Kunkel, Donoghue and their partners Chris Falkner and Sandra Howe, established NMP about two years ago.

A Peek at the Future

“As CES 2022 was approaching, we wanted to have a suite,” Kunkel said.

Their process focused on “What does the end user experience need to be.” That led them to the AltSpace platform because it could reach prospective clients who did not have VR headsets but could put them into a VR environment. Donoghue built the virtual space in about three months, using existing tools and enabling people who did visit the real hotel suite to toggle into “this imaginary world.”

In addition to examples of their previous productions, NMP wanted to display the awards its principals have won.

“I made models of the patents and Emmys and brought in assets from other games and programs we had worked on,” Donoghue explained.
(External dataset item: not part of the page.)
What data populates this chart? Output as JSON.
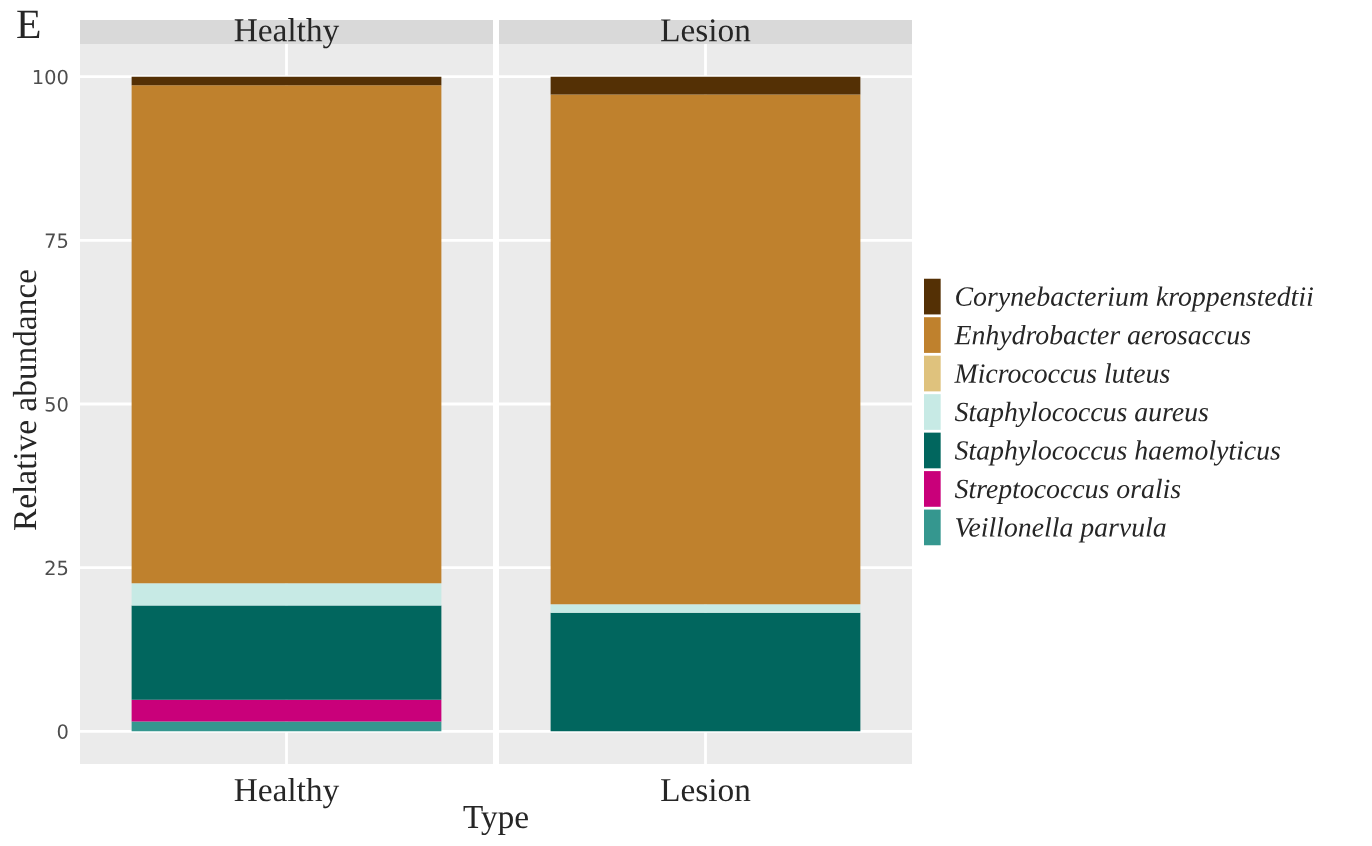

The virtual products were easy to see around the meeting suite.

During CES, NXP hosted about a dozen metaverse meetings “to show clients an experience of possibilities for the future,” as Kunkel described it. One goal was to demonstrate “the process of how we work” and to show the VR possibilities.

“They could see us walking around the room as if they were in the suite with us,” he added. “That’s where the magic came in. We could walk with you to various locations. And we could pick up objects such as rockets, paper airplanes or products” in a “really palpable” way.
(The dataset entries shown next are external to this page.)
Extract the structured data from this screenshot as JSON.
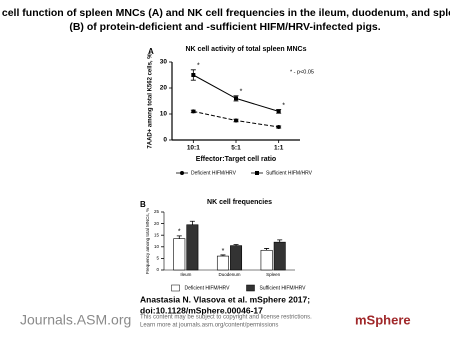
{
  "header": {
    "title_lines": [
      "NK cell function of spleen MNCs (A) and NK cell frequencies in the ileum, duodenum, and spleen",
      "(B) of protein-deficient and -sufficient HIFM/HRV-infected pigs."
    ]
  },
  "chart_data": [
    {
      "type": "line",
      "panel": "A",
      "title": "NK cell activity of total spleen MNCs",
      "annotation": "* - p<0.05",
      "ylabel": "7AAD+ among total K562 cells, %",
      "xlabel": "Effector:Target cell ratio",
      "categories": [
        "10:1",
        "5:1",
        "1:1"
      ],
      "ylim": [
        0,
        30
      ],
      "yticks": [
        0,
        10,
        20,
        30
      ],
      "legend": "bottom",
      "series": [
        {
          "name": "Deficient HIFM/HRV",
          "color": "#000000",
          "line_style": "dashed",
          "marker": "circle",
          "values": [
            11,
            7.5,
            5
          ],
          "errors": [
            0.5,
            0.5,
            0.4
          ]
        },
        {
          "name": "Sufficient HIFM/HRV",
          "color": "#000000",
          "line_style": "solid",
          "marker": "square",
          "values": [
            25,
            16,
            11
          ],
          "errors": [
            2,
            1,
            0.7
          ],
          "significance": [
            "*",
            "*",
            "*"
          ]
        }
      ]
    },
    {
      "type": "bar",
      "panel": "B",
      "title": "NK cell frequencies",
      "ylabel": "Frequency among total MNCs, %",
      "categories": [
        "Ileum",
        "Duodenum",
        "Spleen"
      ],
      "ylim": [
        0,
        25
      ],
      "yticks": [
        0,
        5,
        10,
        15,
        20,
        25
      ],
      "legend": "bottom",
      "series": [
        {
          "name": "Deficient HIFM/HRV",
          "color": "#ffffff",
          "values": [
            13.5,
            6,
            8.5
          ],
          "errors": [
            1.2,
            0.5,
            0.8
          ],
          "significance": [
            "*",
            "*",
            null
          ]
        },
        {
          "name": "Sufficient HIFM/HRV",
          "color": "#333333",
          "values": [
            19.5,
            10.5,
            12
          ],
          "errors": [
            1.5,
            0.5,
            1
          ]
        }
      ]
    }
  ],
  "citation": {
    "lines": [
      "Anastasia N. Vlasova et al. mSphere 2017;",
      "doi:10.1128/mSphere.00046-17"
    ]
  },
  "footer": {
    "left": "Journals.ASM.org",
    "notice_lines": [
      "This content may be subject to copyright and license restrictions.",
      "Learn more at journals.asm.org/content/permissions"
    ],
    "right": "mSphere"
  }
}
Kunkel envisions metaverse trade shows as places where “you can be as wild and whimsical as you want. It should be an expression of your brand.”

Donoghue imagines “a journey through a factory or a virtual set, but much more impactful, mixing the best of virtual and real-world experiences.”
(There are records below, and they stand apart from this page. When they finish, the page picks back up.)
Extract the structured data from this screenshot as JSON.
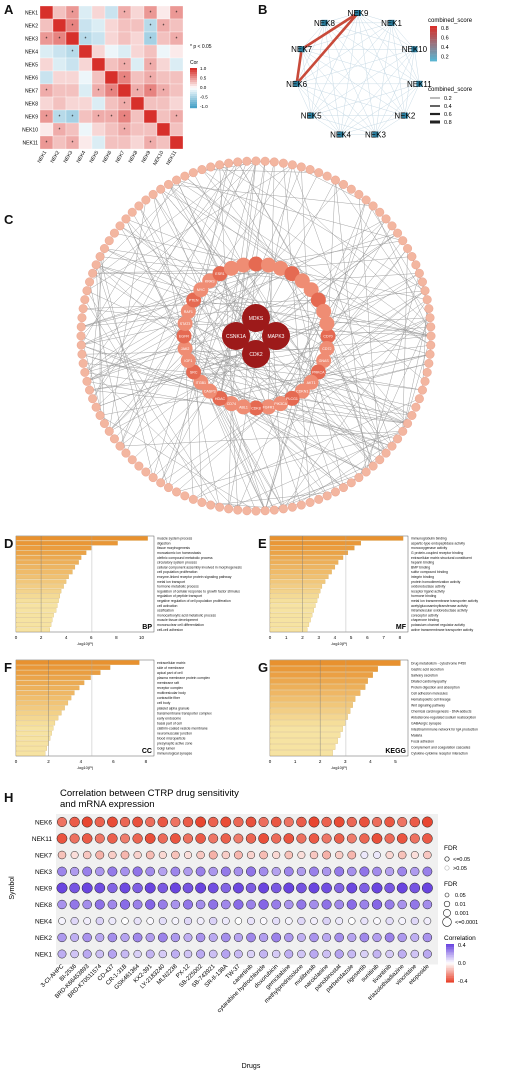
{
  "panels": {
    "A": "A",
    "B": "B",
    "C": "C",
    "D": "D",
    "E": "E",
    "F": "F",
    "G": "G",
    "H": "H"
  },
  "panelA": {
    "genes": [
      "NEK1",
      "NEK2",
      "NEK3",
      "NEK4",
      "NEK5",
      "NEK6",
      "NEK7",
      "NEK8",
      "NEK9",
      "NEK10",
      "NEK11"
    ],
    "pnote": "* p < 0.05",
    "legend_title": "Cor",
    "legend_ticks": [
      "1.0",
      "0.5",
      "0.0",
      "-0.5",
      "-1.0"
    ],
    "colors": {
      "pos": "#d7302b",
      "neg": "#4aa3c8",
      "mid": "#ffffff"
    },
    "matrix": [
      [
        1,
        0.3,
        0.5,
        -0.2,
        0.2,
        -0.3,
        0.4,
        0.2,
        0.5,
        0.1,
        0.5
      ],
      [
        0.3,
        1,
        0.6,
        -0.3,
        -0.2,
        0.2,
        0.3,
        0.3,
        -0.4,
        0.4,
        0.3
      ],
      [
        0.5,
        0.6,
        1,
        -0.4,
        -0.3,
        0.2,
        0.3,
        0.2,
        -0.5,
        0.3,
        0.4
      ],
      [
        -0.2,
        -0.3,
        -0.4,
        1,
        0.2,
        -0.1,
        -0.2,
        0.2,
        0.3,
        -0.1,
        0.1
      ],
      [
        0.2,
        -0.2,
        -0.3,
        0.2,
        1,
        0.3,
        0.4,
        -0.2,
        0.4,
        0.2,
        -0.2
      ],
      [
        -0.3,
        0.2,
        0.2,
        -0.1,
        0.3,
        1,
        0.6,
        0.3,
        0.4,
        0.3,
        0.3
      ],
      [
        0.4,
        0.3,
        0.3,
        -0.2,
        0.4,
        0.6,
        1,
        0.4,
        0.6,
        0.4,
        0.3
      ],
      [
        0.2,
        0.3,
        0.2,
        0.2,
        -0.2,
        0.3,
        0.4,
        1,
        0.3,
        0.3,
        0.2
      ],
      [
        0.5,
        -0.4,
        -0.5,
        0.3,
        0.4,
        0.4,
        0.6,
        0.3,
        1,
        0.3,
        0.4
      ],
      [
        0.1,
        0.4,
        0.3,
        -0.1,
        0.2,
        0.3,
        0.4,
        0.3,
        0.3,
        1,
        0.3
      ],
      [
        0.5,
        0.3,
        0.4,
        0.1,
        -0.2,
        0.3,
        0.3,
        0.2,
        0.4,
        0.3,
        1
      ]
    ]
  },
  "panelB": {
    "nodes": [
      "NEK9",
      "NEK1",
      "NEK10",
      "NEK11",
      "NEK2",
      "NEK3",
      "NEK4",
      "NEK5",
      "NEK6",
      "NEK7",
      "NEK8"
    ],
    "legend_fill_title": "combined_score",
    "legend_fill_ticks": [
      "0.8",
      "0.6",
      "0.4",
      "0.2"
    ],
    "legend_size_title": "combined_score",
    "legend_size_ticks": [
      "0.2",
      "0.4",
      "0.6",
      "0.8"
    ],
    "strong_edges": [
      [
        "NEK9",
        "NEK7"
      ],
      [
        "NEK9",
        "NEK6"
      ],
      [
        "NEK7",
        "NEK6"
      ]
    ]
  },
  "panelC": {
    "core_nodes": [
      "MAPK3",
      "MDKS",
      "CSNK1A",
      "CDK2"
    ],
    "inner_nodes": [
      "CD70",
      "CD72",
      "GNAS",
      "PRKCA",
      "AKT1",
      "CDKN1",
      "PLCG1",
      "PIK3CA",
      "FGFR1",
      "CDK8",
      "ABL1",
      "CD74",
      "HDAC",
      "CASP3",
      "ITGB1",
      "SRC",
      "IGF1",
      "JAK2",
      "EGFR",
      "STAT3",
      "RAF1",
      "PTEN",
      "MYC",
      "KRAS",
      "ESR1"
    ]
  },
  "panelD": {
    "tag": "BP",
    "xlabel": "-log10(P)",
    "xticks": [
      "0",
      "2",
      "4",
      "6",
      "8",
      "10"
    ],
    "terms": [
      "muscle system process",
      "digestion",
      "tissue morphogenesis",
      "monoatomic ion homeostasis",
      "olefinic compound metabolic process",
      "circulatory system process",
      "cellular component assembly involved in morphogenesis",
      "cell population proliferation",
      "enzyme-linked receptor protein signaling pathway",
      "metal ion transport",
      "hormone metabolic process",
      "regulation of cellular response to growth factor stimulus",
      "regulation of peptide transport",
      "negative regulation of cell population proliferation",
      "cell activation",
      "ossification",
      "monocarboxylic acid metabolic process",
      "muscle tissue development",
      "mononuclear cell differentiation",
      "cell-cell adhesion"
    ],
    "values": [
      10.5,
      8.1,
      6.0,
      5.6,
      5.2,
      5.0,
      4.7,
      4.5,
      4.2,
      4.0,
      3.8,
      3.6,
      3.5,
      3.4,
      3.3,
      3.2,
      3.0,
      2.9,
      2.8,
      2.7
    ]
  },
  "panelE": {
    "tag": "MF",
    "xlabel": "-log10(P)",
    "xticks": [
      "0",
      "1",
      "2",
      "3",
      "4",
      "5",
      "6",
      "7",
      "8"
    ],
    "terms": [
      "immunoglobulin binding",
      "aspartic-type endopeptidase activity",
      "monooxygenase activity",
      "G protein-coupled receptor binding",
      "extracellular matrix structural constituent",
      "heparin binding",
      "BMP binding",
      "sulfur compound binding",
      "integrin binding",
      "protein homodimerization activity",
      "oxidoreductase activity",
      "receptor ligand activity",
      "hormone binding",
      "metal ion transmembrane transporter activity",
      "acetylglucosaminyltransferase activity",
      "intramolecular oxidoreductase activity",
      "coreceptor activity",
      "chaperone binding",
      "potassium channel regulator activity",
      "active transmembrane transporter activity"
    ],
    "values": [
      8.2,
      5.6,
      5.2,
      4.8,
      4.5,
      4.2,
      4.0,
      3.8,
      3.6,
      3.4,
      3.2,
      3.1,
      3.0,
      2.9,
      2.8,
      2.7,
      2.6,
      2.5,
      2.4,
      2.3
    ]
  },
  "panelF": {
    "tag": "CC",
    "xlabel": "-log10(P)",
    "xticks": [
      "0",
      "2",
      "4",
      "6",
      "8"
    ],
    "terms": [
      "extracellular matrix",
      "side of membrane",
      "apical part of cell",
      "plasma membrane protein complex",
      "membrane raft",
      "receptor complex",
      "multivesicular body",
      "contractile fiber",
      "cell body",
      "platelet alpha granule",
      "transmembrane transporter complex",
      "early endosome",
      "basal part of cell",
      "clathrin-coated vesicle membrane",
      "neuromuscular junction",
      "blood microparticle",
      "presynaptic active zone",
      "Golgi lumen",
      "immunological synapse"
    ],
    "values": [
      7.6,
      5.8,
      5.2,
      4.6,
      4.2,
      3.9,
      3.6,
      3.4,
      3.2,
      3.0,
      2.8,
      2.6,
      2.4,
      2.3,
      2.2,
      2.1,
      2.0,
      1.9,
      1.8
    ]
  },
  "panelG": {
    "tag": "KEGG",
    "xlabel": "-log10(P)",
    "xticks": [
      "0",
      "1",
      "2",
      "3",
      "4",
      "5"
    ],
    "terms": [
      "Drug metabolism - cytochrome P450",
      "Gastric acid secretion",
      "Salivary secretion",
      "Dilated cardiomyopathy",
      "Protein digestion and absorption",
      "Cell adhesion molecules",
      "Hematopoietic cell lineage",
      "Wnt signaling pathway",
      "Chemical carcinogenesis - DNA adducts",
      "Aldosterone-regulated sodium reabsorption",
      "GABAergic synapse",
      "Intestinal immune network for IgA production",
      "Malaria",
      "Focal adhesion",
      "Complement and coagulation cascades",
      "Cytokine-cytokine receptor interaction"
    ],
    "values": [
      5.2,
      4.3,
      4.1,
      3.9,
      3.8,
      3.6,
      3.4,
      3.3,
      3.2,
      3.1,
      3.0,
      2.9,
      2.8,
      2.7,
      2.6,
      2.5
    ]
  },
  "panelH": {
    "title_line1": "Correlation between CTRP drug sensitivity",
    "title_line2": "and mRNA expression",
    "ylabel": "Symbol",
    "xlabel": "Drugs",
    "symbols": [
      "NEK6",
      "NEK11",
      "NEK7",
      "NEK3",
      "NEK9",
      "NEK8",
      "NEK4",
      "NEK2",
      "NEK1"
    ],
    "drugs": [
      "3-Cl-AHPC",
      "BI-2536",
      "BRD-K66453893",
      "BRD-K70511574",
      "CD-437",
      "CR-1-31B",
      "GSK461364",
      "KX2-391",
      "LY-2183240",
      "MLN2238",
      "PX-12",
      "SB-225002",
      "SB-743921",
      "SR-II-138A",
      "TW-37",
      "canertinib",
      "cytarabine hydrochloride",
      "doxorubicin",
      "gemcitabine",
      "methylprednisolone",
      "molibresib",
      "narciclasine",
      "panobinostat",
      "parbendazole",
      "rigosertib",
      "sunitinib",
      "tivantinib",
      "triazolothiadiazine",
      "vincristine",
      "etoposide"
    ],
    "legend_fdr_title": "FDR",
    "legend_fdr_items": [
      "<=0.05",
      ">0.05"
    ],
    "legend_size_title": "FDR",
    "legend_size_items": [
      "0.05",
      "0.01",
      "0.001",
      "<=0.0001"
    ],
    "legend_color_title": "Correlation",
    "legend_color_ticks": [
      "0.4",
      "0.0",
      "-0.4"
    ],
    "row_corr": [
      0.35,
      0.33,
      0.12,
      -0.25,
      -0.38,
      -0.28,
      -0.05,
      -0.22,
      -0.15
    ]
  }
}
We partied in Next Media Partners’ metaverse just a few weeks after Bill Gates issued his annual yearend review and forecast. He enthused about the opportunity to use your metaverse avatar to meet with people in a virtual space that replicates the feeling of being in an actual room with them.

That’s exactly what Next Media Partners created for CES 2022 — useful both as a business meeting structure and a birthday bash.